By Mark Campbell, GM of Tarsus Distribution

To remain profitable in this environment, VARs need to keep a close eye on their margins, squeeze inefficiencies out of their businesses, and find new ways to add value to their clients. Here are a few effective strategies we have seen some of our channel partners use to improve their margins and grow their businesses:


Start with an internal review of the business

As a reseller, you cannot control the currency exchange rate, component shortages that cause price spikes, clients’ IT budgets or import duties. But you do have some control over your operations and your cost base. For example, you can review suppliers to make sure that your partners are cost-competitive.

You can also evaluate whether you are making optimum use of your employees’ time, as well as automate business processes like catalogue management and quoting. You might find that you’re spending an inordinate amount of time on manual data capture, for instance, when you could be capturing data on a smartphone app.


Seek opportunities to diversify

Many resellers started out by selling a particular vendor’s products, focusing on a class of product (such as accounting software or point of sale), or addressing the needs of a single vertical industry. Diversification often offers opportunities to improve your margins, particularly if you can add consulting and other services to your product mix.

Diversification may require you to build new skills and infrastructure, a potentially expensive exercise. However, it is also possible to branch into new markets through partnerships with distributors, vendors or other resellers. You can also look at which new markets you can effectively enter using the assets, skills and clients you already have.

Diversification can be an effective way to build up your scale—so that you can push higher volumes, even if margins remain low—or to move up the value stack—for example, instead of simply selling a software licence for a security tool, you could partner with a law firm to provide compliance consulting.


Understanding the once-off and ongoing costs of each deal you sign

When signing a deal with a client, the cost pricing of the products you are selling and the billable hours of your team are easy enough to estimate. But it’s also important to keep a close eye on factors such as manufacturer rebates and the cost of support, logistics, staff training, infrastructure such as support centres, and sales in a deal. This is especially true where you may need to provide support to the client over the duration of a two to three contract.


Find ways to add value to justify a premium price 

Adding value to your customer experience can often be a more effective strategy than trying to outcompete the market on price. If you can provide great advice to your customers about the software or hardware they should buy, they might turn to you because they know they’ll get the right solution for their business.

Rapid turnaround times on repairs and support can also differentiate your business in a world of mediocre service. Free and fast delivery can also give you a bit of an edge. Some customers will pay more for a notebook if they know it will be delivered within 24 hours and that you can provide onsite support on the same day if something goes wrong.
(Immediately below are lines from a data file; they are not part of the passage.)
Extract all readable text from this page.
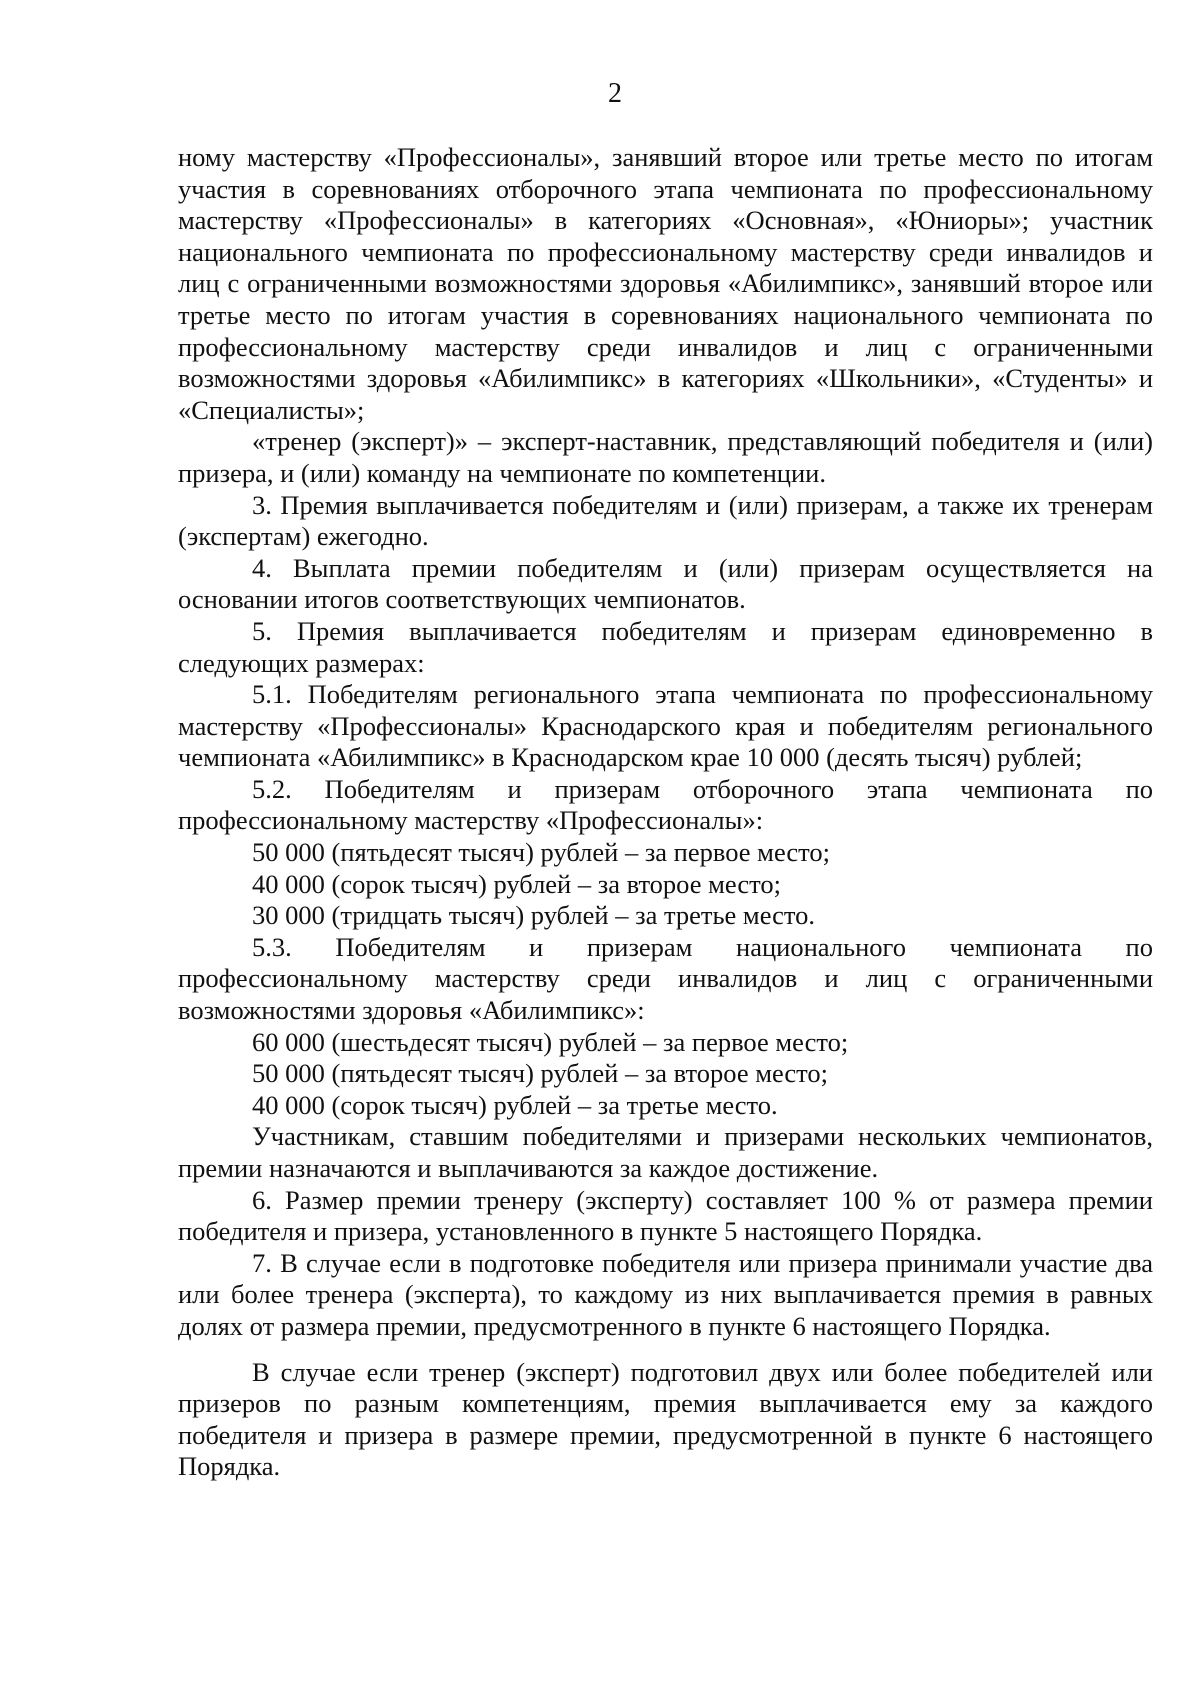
2

ному мастерству «Профессионалы», занявший второе или третье место по итогам участия в соревнованиях отборочного этапа чемпионата по профессиональному мастерству «Профессионалы» в категориях «Основная», «Юниоры»; участник национального чемпионата по профессиональному мастерству среди инвалидов и лиц с ограниченными возможностями здоровья «Абилимпикс», занявший второе или третье место по итогам участия в соревнованиях национального чемпионата по профессиональному мастерству среди инвалидов и лиц с ограниченными возможностями здоровья «Абилимпикс» в категориях «Школьники», «Студенты» и «Специалисты»;

«тренер (эксперт)» – эксперт-наставник, представляющий победителя и (или) призера, и (или) команду на чемпионате по компетенции.

3. Премия выплачивается победителям и (или) призерам, а также их тренерам (экспертам) ежегодно.

4. Выплата премии победителям и (или) призерам осуществляется на основании итогов соответствующих чемпионатов.

5. Премия выплачивается победителям и призерам единовременно в следующих размерах:

5.1. Победителям регионального этапа чемпионата по профессиональному мастерству «Профессионалы» Краснодарского края и победителям регионального чемпионата «Абилимпикс» в Краснодарском крае 10 000 (десять тысяч) рублей;

5.2. Победителям и призерам отборочного этапа чемпионата по профессиональному мастерству «Профессионалы»:

50 000 (пятьдесят тысяч) рублей – за первое место;

40 000 (сорок тысяч) рублей – за второе место;

30 000 (тридцать тысяч) рублей – за третье место.

5.3. Победителям и призерам национального чемпионата по профессиональному мастерству среди инвалидов и лиц с ограниченными возможностями здоровья «Абилимпикс»:

60 000 (шестьдесят тысяч) рублей – за первое место;

50 000 (пятьдесят тысяч) рублей – за второе место;

40 000 (сорок тысяч) рублей – за третье место.

Участникам, ставшим победителями и призерами нескольких чемпионатов, премии назначаются и выплачиваются за каждое достижение.

6. Размер премии тренеру (эксперту) составляет 100 % от размера премии победителя и призера, установленного в пункте 5 настоящего Порядка.

7. В случае если в подготовке победителя или призера принимали участие два или более тренера (эксперта), то каждому из них выплачивается премия в равных долях от размера премии, предусмотренного в пункте 6 настоящего Порядка.

В случае если тренер (эксперт) подготовил двух или более победителей или призеров по разным компетенциям, премия выплачивается ему за каждого победителя и призера в размере премии, предусмотренной в пункте 6 настоящего Порядка.
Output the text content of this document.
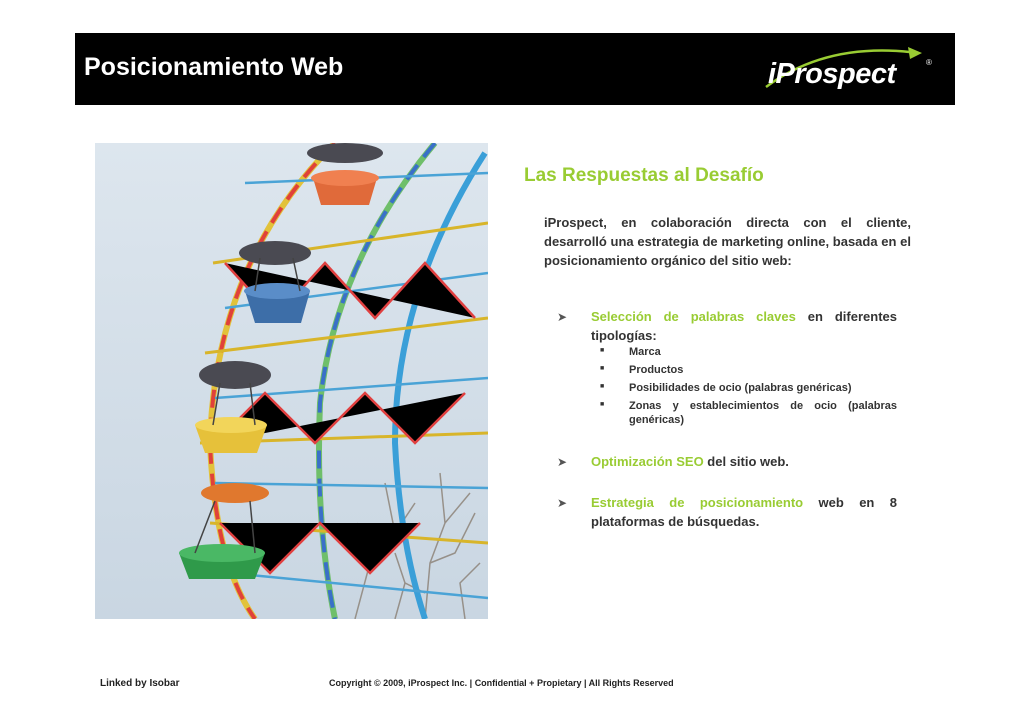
Posicionamiento Web	iProspect	®
Las Respuestas al Desafío
iProspect, en colaboración directa con el cliente, desarrolló una estrategia de marketing online, basada en el posicionamiento orgánico del sitio web:
➤ Selección de palabras claves en diferentes tipologías:
■ Marca
■ Productos
■ Posibilidades de ocio (palabras genéricas)
■ Zonas y establecimientos de ocio (palabras genéricas)
➤ Optimización SEO del sitio web.
➤ Estrategia de posicionamiento web en 8 plataformas de búsquedas.
Linked by Isobar	Copyright © 2009, iProspect Inc. | Confidential + Propietary | All Rights Reserved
Increase your average order value

One of the best ways to improve profitability is to focus on improving your average order value. You can achieve this goal by cross- and upselling to your customer, ensuring that you can offer a range of products and services that complement your core offering. This can also be effectively done by quoting or justifying appropriate  options to the solution, software, accessories or service upgrades. Once you have the client’s attention, you should maximise its spend without significantly increasing your cost of sales.